The Reason For The Statute Of Limitations
Posted On behalf of Pfeifer Morgan & Stesiak on Jul 03, 2012 in Advice
We often discuss Indiana’s statute of limitations, and the importance of filing your suit in the courts before the two years after the incident elapse.
One of the most common questions about this statute that we receive is: why? What is the purpose of a law which prevents plaintiffs from getting the payments they may need in order to cope with the effects of their accident?
To non-experts, the statute often seems counterproductive. However, it is an important aspect of Indiana’s laws, and a part of the broader legal framework which allows for much-needed personal injury lawsuits in the first place.
So why does it exist?
Mainly, the statute serves to keep frivolous cases out of the courts. The logic is that a plaintiff who spends two years doing nothing to pursue a personal injury case must not be very certain of their right in the case.

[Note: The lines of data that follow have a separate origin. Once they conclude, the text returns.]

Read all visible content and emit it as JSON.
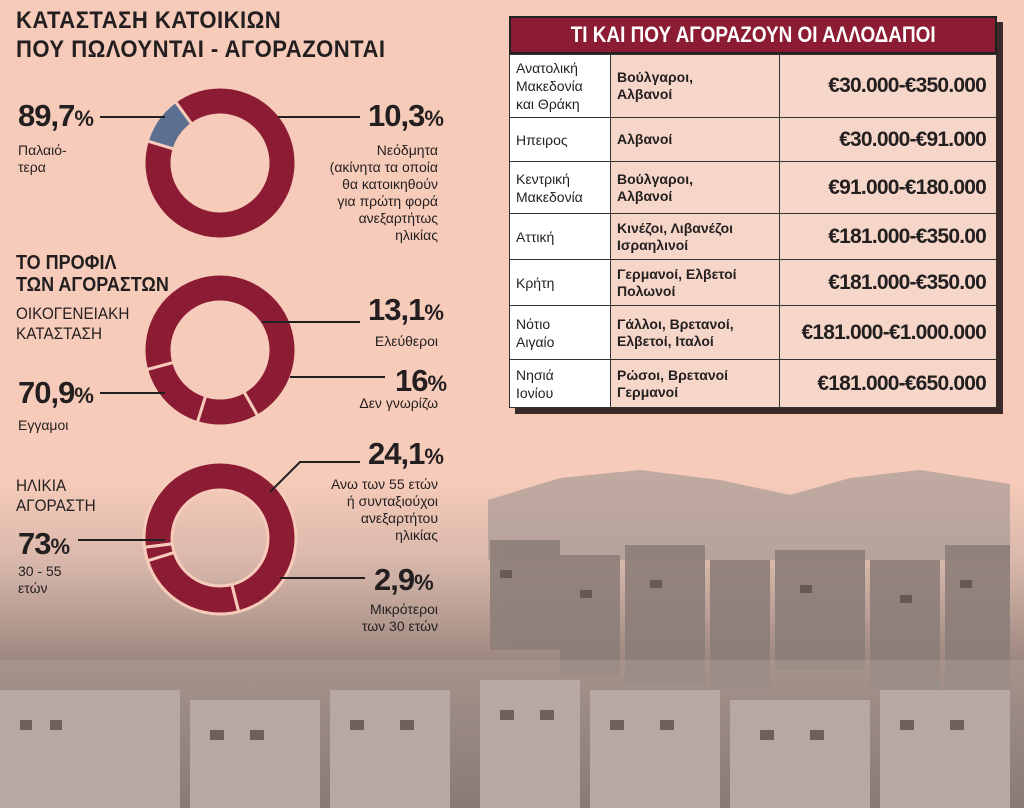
{
  "header": {
    "title_line1": "ΚΑΤΑΣΤΑΣΗ ΚΑΤΟΙΚΙΩΝ",
    "title_line2": "ΠΟΥ ΠΩΛΟΥΝΤΑΙ - ΑΓΟΡΑΖΟΝΤΑΙ"
  },
  "profile": {
    "title_line1": "ΤΟ ΠΡΟΦΙΛ",
    "title_line2": "ΤΩΝ ΑΓΟΡΑΣΤΩΝ",
    "family_line1": "ΟΙΚΟΓΕΝΕΙΑΚΗ",
    "family_line2": "ΚΑΤΑΣΤΑΣΗ",
    "age_line1": "ΗΛΙΚΙΑ",
    "age_line2": "ΑΓΟΡΑΣΤΗ"
  },
  "chart_data": [
    {
      "type": "pie",
      "variant": "donut",
      "title": "ΚΑΤΑΣΤΑΣΗ ΚΑΤΟΙΚΙΩΝ ΠΟΥ ΠΩΛΟΥΝΤΑΙ - ΑΓΟΡΑΖΟΝΤΑΙ",
      "slices": [
        {
          "value": 89.7,
          "label_value": "89,7",
          "label": "Παλαιό-\nτερα",
          "color": "#8c1c33"
        },
        {
          "value": 10.3,
          "label_value": "10,3",
          "label": "Νεόδμητα\n(ακίνητα τα οποία\nθα κατοικηθούν\nγια πρώτη φορά\nανεξαρτήτως\nηλικίας",
          "color": "#5d6f91"
        }
      ]
    },
    {
      "type": "pie",
      "variant": "donut",
      "title": "ΟΙΚΟΓΕΝΕΙΑΚΗ ΚΑΤΑΣΤΑΣΗ",
      "slices": [
        {
          "value": 70.9,
          "label_value": "70,9",
          "label": "Εγγαμοι",
          "color": "#8c1c33"
        },
        {
          "value": 13.1,
          "label_value": "13,1",
          "label": "Ελεύθεροι",
          "color": "#8c1c33"
        },
        {
          "value": 16,
          "label_value": "16",
          "label": "Δεν γνωρίζω",
          "color": "#8c1c33"
        }
      ]
    },
    {
      "type": "pie",
      "variant": "donut",
      "title": "ΗΛΙΚΙΑ ΑΓΟΡΑΣΤΗ",
      "slices": [
        {
          "value": 73,
          "label_value": "73",
          "label": "30 - 55\nετών",
          "color": "#8c1c33"
        },
        {
          "value": 24.1,
          "label_value": "24,1",
          "label": "Ανω των 55 ετών\nή συνταξιούχοι\nανεξαρτήτου\nηλικίας",
          "color": "#8c1c33"
        },
        {
          "value": 2.9,
          "label_value": "2,9",
          "label": "Μικρότεροι\nτων 30 ετών",
          "color": "#8c1c33"
        }
      ]
    },
    {
      "type": "table",
      "title": "ΤΙ ΚΑΙ ΠΟΥ ΑΓΟΡΑΖΟΥΝ ΟΙ ΑΛΛΟΔΑΠΟΙ",
      "rows": [
        {
          "region": "Ανατολική\nΜακεδονία\nκαι Θράκη",
          "nationalities": "Βούλγαροι,\nΑλβανοί",
          "price": "€30.000-€350.000"
        },
        {
          "region": "Ηπειρος",
          "nationalities": "Αλβανοί",
          "price": "€30.000-€91.000"
        },
        {
          "region": "Κεντρική\nΜακεδονία",
          "nationalities": "Βούλγαροι,\nΑλβανοί",
          "price": "€91.000-€180.000"
        },
        {
          "region": "Αττική",
          "nationalities": "Κινέζοι, Λιβανέζοι\nΙσραηλινοί",
          "price": "€181.000-€350.00"
        },
        {
          "region": "Κρήτη",
          "nationalities": "Γερμανοί, Ελβετοί\nΠολωνοί",
          "price": "€181.000-€350.00"
        },
        {
          "region": "Νότιο\nΑιγαίο",
          "nationalities": "Γάλλοι, Βρετανοί,\nΕλβετοί, Ιταλοί",
          "price": "€181.000-€1.000.000"
        },
        {
          "region": "Νησιά\nΙονίου",
          "nationalities": "Ρώσοι, Βρετανοί\nΓερμανοί",
          "price": "€181.000-€650.000"
        }
      ]
    }
  ],
  "colors": {
    "accent": "#8c1c33",
    "secondary": "#5d6f91",
    "background": "#f7cbb9"
  }
}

Also, after two years, evidence for a case can have “gone cold,” and witnesses’ testimonies may be unreliable, due to shoddy memories. In short, the statute of limitations keeps the courts, which are already crowded, from being overcrowded by suits which are unlikely to resolve quickly and effectively.
The good news for you, the plaintiff, is that when you do file your suit within the statute of limitations, you get your case to court that much quicker.